Alteração do local de votação é totalmente legal, diz prefeitura

A Prefeitura de São Cristóvão, através do Conselho Tutelar do município, divulgou nota esclarecendo as dúvidas a respeito do processo seletivo unificado para escolha dos conselheiros tutelares da cidade. De acordo com a publicação, diferente das informações inverídicas divulgadas por um dos candidatos à vaga, a alteração dos locais de votação é completamente legal e amparada pela Lei 12.696 do Governo Federal.

O processo de escolha dos novos conselheiros é regulamentado pelo Conselho Nacional dos Direitos da Criança e do Adolescente (Conanda), que determinou o dia 04 de outubro como data nacional de votação, pleito este onde a direção dos conselhos nos municípios tem total liberdade para se adequar e realizar as votações de forma igualitária entre os candidatos.

"Precisamos adequar a realização da votação de acordo com a nossa realidade de mão de obra humana, que realizará o trabalho dos mesários, tal como é feito durante as eleições convencionais organizadas pelo Tribunal Regional Eleitoral (TRE). O problema é que essa eleição é facultativa e o município não pode convocar seus servidores para realizar esse serviço, como acontece em outras votações municipais ou nacionais.
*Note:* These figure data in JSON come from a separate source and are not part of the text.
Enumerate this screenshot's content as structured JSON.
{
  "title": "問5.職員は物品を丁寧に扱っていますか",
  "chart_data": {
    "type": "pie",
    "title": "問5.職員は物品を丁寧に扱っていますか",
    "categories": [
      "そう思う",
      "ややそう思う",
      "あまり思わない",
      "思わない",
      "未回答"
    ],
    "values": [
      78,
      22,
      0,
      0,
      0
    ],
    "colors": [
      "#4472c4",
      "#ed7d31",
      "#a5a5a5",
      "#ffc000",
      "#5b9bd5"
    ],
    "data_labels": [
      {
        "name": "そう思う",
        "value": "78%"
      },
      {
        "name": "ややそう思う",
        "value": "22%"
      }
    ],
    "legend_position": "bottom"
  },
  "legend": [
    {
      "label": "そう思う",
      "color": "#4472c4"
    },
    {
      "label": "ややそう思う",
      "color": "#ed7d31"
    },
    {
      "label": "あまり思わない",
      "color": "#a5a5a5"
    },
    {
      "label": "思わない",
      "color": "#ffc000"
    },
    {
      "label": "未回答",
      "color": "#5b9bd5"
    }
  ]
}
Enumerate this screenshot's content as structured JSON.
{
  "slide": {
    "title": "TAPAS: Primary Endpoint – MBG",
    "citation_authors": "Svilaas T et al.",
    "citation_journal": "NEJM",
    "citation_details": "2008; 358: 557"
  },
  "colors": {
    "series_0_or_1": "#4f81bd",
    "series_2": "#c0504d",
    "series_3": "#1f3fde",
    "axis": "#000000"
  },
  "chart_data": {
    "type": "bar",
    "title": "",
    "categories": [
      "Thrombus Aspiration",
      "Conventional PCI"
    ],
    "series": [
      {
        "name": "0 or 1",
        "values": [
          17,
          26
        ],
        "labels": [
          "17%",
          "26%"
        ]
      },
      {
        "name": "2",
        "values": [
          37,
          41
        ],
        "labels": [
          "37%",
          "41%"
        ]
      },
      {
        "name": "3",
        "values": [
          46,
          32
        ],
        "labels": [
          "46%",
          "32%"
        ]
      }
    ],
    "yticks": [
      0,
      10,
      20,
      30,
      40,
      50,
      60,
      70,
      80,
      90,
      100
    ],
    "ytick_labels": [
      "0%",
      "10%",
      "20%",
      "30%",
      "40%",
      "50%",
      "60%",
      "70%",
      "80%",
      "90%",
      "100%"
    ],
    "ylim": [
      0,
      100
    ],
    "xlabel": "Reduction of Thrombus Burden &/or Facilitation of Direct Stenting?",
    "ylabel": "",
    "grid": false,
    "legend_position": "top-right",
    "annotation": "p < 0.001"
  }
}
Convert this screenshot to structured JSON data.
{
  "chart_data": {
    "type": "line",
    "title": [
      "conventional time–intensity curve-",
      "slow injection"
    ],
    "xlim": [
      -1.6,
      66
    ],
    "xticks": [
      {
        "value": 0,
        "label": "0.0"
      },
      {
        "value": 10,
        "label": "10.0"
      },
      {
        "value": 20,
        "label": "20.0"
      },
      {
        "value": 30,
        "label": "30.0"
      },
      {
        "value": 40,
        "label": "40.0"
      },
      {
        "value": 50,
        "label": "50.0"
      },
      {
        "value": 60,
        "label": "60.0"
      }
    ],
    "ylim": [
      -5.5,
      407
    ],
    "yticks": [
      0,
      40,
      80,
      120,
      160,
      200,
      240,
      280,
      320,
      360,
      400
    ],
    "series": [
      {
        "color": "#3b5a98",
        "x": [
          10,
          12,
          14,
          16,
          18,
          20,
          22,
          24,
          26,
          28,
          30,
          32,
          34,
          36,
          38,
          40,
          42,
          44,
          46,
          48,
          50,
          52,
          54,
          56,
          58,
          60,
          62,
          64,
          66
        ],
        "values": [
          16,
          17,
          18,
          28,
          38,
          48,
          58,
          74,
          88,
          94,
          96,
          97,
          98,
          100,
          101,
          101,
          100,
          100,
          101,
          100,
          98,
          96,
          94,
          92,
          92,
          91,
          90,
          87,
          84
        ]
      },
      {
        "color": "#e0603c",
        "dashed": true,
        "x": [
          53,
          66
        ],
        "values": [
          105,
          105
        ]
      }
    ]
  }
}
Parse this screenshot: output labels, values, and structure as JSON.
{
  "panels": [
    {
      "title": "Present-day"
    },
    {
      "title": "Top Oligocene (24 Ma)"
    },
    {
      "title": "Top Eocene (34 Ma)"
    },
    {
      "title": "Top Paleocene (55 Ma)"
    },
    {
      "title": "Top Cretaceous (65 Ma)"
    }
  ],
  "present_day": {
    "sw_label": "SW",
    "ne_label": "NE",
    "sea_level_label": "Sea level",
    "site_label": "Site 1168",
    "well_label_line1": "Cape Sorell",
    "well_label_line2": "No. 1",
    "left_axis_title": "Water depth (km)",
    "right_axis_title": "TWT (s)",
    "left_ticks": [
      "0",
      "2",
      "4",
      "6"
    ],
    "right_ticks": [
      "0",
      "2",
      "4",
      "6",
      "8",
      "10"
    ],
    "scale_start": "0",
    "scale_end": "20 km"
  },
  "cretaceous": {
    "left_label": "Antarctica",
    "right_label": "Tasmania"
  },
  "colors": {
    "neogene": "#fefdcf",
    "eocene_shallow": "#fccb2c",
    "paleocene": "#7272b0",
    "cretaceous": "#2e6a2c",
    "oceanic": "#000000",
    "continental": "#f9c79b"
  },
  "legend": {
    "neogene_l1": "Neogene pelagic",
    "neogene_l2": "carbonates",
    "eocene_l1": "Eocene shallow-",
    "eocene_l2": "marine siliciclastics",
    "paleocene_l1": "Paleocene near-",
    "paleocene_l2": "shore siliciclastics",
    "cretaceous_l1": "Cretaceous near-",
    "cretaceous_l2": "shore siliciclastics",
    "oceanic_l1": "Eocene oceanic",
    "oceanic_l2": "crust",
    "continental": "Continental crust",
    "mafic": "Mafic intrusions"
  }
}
Assim sendo todos os 47 povoados votarão, mas uma reorganização na distribuição das urnas precisou ser realizada a fim de não prejudicar os candidatos", explicou a presidente do Conselho Tutelar,

Maria Lúcia Santos.
Segundo a nota, para que ninguém fosse prejudicado ou sentisse que outros foram beneficiados pela distância, foram colocadas 15 urnas de votação em escolas intermediárias. "Por exemplo, os eleitores do Povoado Cabrita agora votarão no Conjunto Luiz Alves e os do Cardoso foram realocados para o Feijão", detalhou. A presidente destaca ainda que toda a comunicação, quanto às mudanças nos locais de votação foi apresentada aos atuais conselheiros e aprovada por eles.

"Acredito que essas críticas foram feitas porque esse candidato, que está se sentindo lesado, perdeu popularidade na comunidade em que reside e deseja ser votado. Gostaríamos de poder garantir que todos os povoados recebessem uma urna, mas infelizmente isso não é possível e toda a organização, dos locais de votação, foi realizada pelo próprio TRE por questões de logística. Nosso intuito não é prejudicar nenhum dos candidatos, pelo contrário, queremos garantir eleições justas e que tragam benefícios para a comunidade", finalizou Maria Lúcia.